Prace trwające od kilku miesięcy rozpoczęły się jeszcze za poprzedniej dyrekcji szpitala, a teraz zostały zaprezentowane przez nową, a także przez Zarząd Powiatu Gnieźnieńskiego obecnej kadencji. Każdy, kto w pamięci ma pomieszczenia SOR jeszcze sprzed roku na pewno zauważy różnicę, jakim jest bardziej komfortowa poczekalnia, a także sale przyjęć.
Sale do hospitalizacji pacjentów (np. w celu obserwacji), którzy wymagać będą opieki, znalazły się w pomieszczeniach, w których do niedawna znajdował się Oddział Intensywnej Opieki Medycznej: - Ta sala jest dla naszych potrzeb wystarczająca. Mamy siedem łóżek podstawowych, trzy na intensywnej terapii i separatka - poinformował Mateusz Hen, zastępca dyrektora ds. medycznych.
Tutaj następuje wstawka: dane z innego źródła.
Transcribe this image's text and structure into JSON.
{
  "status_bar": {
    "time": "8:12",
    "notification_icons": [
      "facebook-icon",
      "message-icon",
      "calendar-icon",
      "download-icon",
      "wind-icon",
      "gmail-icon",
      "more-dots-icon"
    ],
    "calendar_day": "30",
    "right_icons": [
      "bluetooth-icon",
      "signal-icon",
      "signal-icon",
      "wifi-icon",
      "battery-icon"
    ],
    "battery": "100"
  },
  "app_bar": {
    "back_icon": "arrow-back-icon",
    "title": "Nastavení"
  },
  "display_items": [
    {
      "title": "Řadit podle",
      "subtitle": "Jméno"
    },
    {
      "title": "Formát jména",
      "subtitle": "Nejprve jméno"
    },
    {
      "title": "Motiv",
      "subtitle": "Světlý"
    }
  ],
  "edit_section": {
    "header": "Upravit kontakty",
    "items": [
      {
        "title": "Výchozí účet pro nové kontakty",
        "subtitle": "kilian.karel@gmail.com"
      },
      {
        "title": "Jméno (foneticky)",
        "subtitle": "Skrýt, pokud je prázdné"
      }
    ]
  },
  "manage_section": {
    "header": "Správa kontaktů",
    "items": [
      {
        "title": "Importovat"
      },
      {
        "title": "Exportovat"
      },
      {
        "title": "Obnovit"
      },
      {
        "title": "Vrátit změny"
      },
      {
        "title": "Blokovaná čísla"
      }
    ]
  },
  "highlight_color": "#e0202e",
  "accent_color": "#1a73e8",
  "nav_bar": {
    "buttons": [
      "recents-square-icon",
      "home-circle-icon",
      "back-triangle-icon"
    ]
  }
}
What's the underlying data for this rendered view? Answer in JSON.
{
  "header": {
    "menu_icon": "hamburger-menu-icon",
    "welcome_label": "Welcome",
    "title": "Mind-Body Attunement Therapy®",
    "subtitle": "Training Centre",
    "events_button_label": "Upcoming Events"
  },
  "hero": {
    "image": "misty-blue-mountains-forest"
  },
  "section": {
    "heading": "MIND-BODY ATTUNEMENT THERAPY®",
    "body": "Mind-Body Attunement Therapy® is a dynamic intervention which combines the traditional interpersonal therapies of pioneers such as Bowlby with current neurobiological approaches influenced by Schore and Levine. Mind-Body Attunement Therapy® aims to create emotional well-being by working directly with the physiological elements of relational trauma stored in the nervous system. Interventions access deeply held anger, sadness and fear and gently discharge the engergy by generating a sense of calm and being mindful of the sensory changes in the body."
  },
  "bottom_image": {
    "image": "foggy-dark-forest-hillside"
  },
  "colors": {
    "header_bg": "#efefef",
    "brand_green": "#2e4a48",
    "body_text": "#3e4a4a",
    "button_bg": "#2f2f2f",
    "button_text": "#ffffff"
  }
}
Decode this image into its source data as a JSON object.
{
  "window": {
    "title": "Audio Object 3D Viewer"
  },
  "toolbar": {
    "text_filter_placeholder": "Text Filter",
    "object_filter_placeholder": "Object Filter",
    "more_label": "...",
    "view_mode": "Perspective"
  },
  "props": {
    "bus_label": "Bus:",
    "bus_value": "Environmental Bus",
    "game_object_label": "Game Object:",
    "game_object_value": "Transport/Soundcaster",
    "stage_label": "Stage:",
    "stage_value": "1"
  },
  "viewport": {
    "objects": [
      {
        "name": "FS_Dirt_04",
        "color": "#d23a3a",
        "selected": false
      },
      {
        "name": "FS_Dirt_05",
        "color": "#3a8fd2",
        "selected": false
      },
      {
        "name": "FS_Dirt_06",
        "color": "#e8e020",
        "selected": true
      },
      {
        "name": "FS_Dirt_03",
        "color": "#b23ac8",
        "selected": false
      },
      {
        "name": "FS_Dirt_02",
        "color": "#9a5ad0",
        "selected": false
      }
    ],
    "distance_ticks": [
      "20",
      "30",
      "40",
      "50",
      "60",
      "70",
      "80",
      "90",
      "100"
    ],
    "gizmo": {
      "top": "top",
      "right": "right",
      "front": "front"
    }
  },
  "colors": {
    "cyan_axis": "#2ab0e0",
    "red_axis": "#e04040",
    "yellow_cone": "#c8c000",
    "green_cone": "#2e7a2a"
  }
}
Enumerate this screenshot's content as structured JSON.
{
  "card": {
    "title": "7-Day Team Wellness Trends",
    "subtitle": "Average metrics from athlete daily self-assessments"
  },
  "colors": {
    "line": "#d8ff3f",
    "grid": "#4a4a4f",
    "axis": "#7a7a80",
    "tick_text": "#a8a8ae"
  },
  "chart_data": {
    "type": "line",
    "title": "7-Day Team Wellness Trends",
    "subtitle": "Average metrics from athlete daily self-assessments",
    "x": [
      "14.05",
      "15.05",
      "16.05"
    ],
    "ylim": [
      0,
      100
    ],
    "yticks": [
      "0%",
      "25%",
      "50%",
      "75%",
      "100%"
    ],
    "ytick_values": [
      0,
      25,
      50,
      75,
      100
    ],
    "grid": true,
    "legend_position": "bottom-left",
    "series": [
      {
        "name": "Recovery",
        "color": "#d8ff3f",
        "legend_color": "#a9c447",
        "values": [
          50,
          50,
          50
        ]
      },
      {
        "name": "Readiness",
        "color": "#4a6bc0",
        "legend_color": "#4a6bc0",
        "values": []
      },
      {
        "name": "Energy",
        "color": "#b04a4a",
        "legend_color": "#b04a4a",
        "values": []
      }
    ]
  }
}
- Pracowałem 4-5 lat temu w miejscu, gdzie warunki były takie, jakie były i wszyscy wiedzą jak to wyglądało. Teraz wygląda to przyzwoicie, choć do zaprojektowania tego miejsca mamy wiele uwag, gdyż nie wszystko spełnia najnowsze standardy. Dla pacjentów na pewno jest lepiej i wizualnie to też dobrze wygląda, jest też nowy sprzęt, ale z punktu widzenia wymagań, do których Sanepid mógłby się przyczepić, to mamy kilka uwag i w przyszłości może być problem i może się okazać, że SOR będzie wymagał ponownie dostosowania - mówił Bartosz Śmidowicz, zastępca kierownika SOR. Wskazał przy tym chociażby na izolatkę, którą zaprojektowano bez osobnego wejścia, śluzy, toalety czy wentylacji.
Dziennie gnieźnieński SOR obsługuje około 60 osób. Tylko w ubiegłym roku przez jego pomieszczenia przewinęło się 23 tys. pacjentów, a w tym roku od stycznia do maja miało miejsce już około 8 tysięcy przyjęć. Przeważnie jedna trzecia przypadków wymaga hospitalizacji.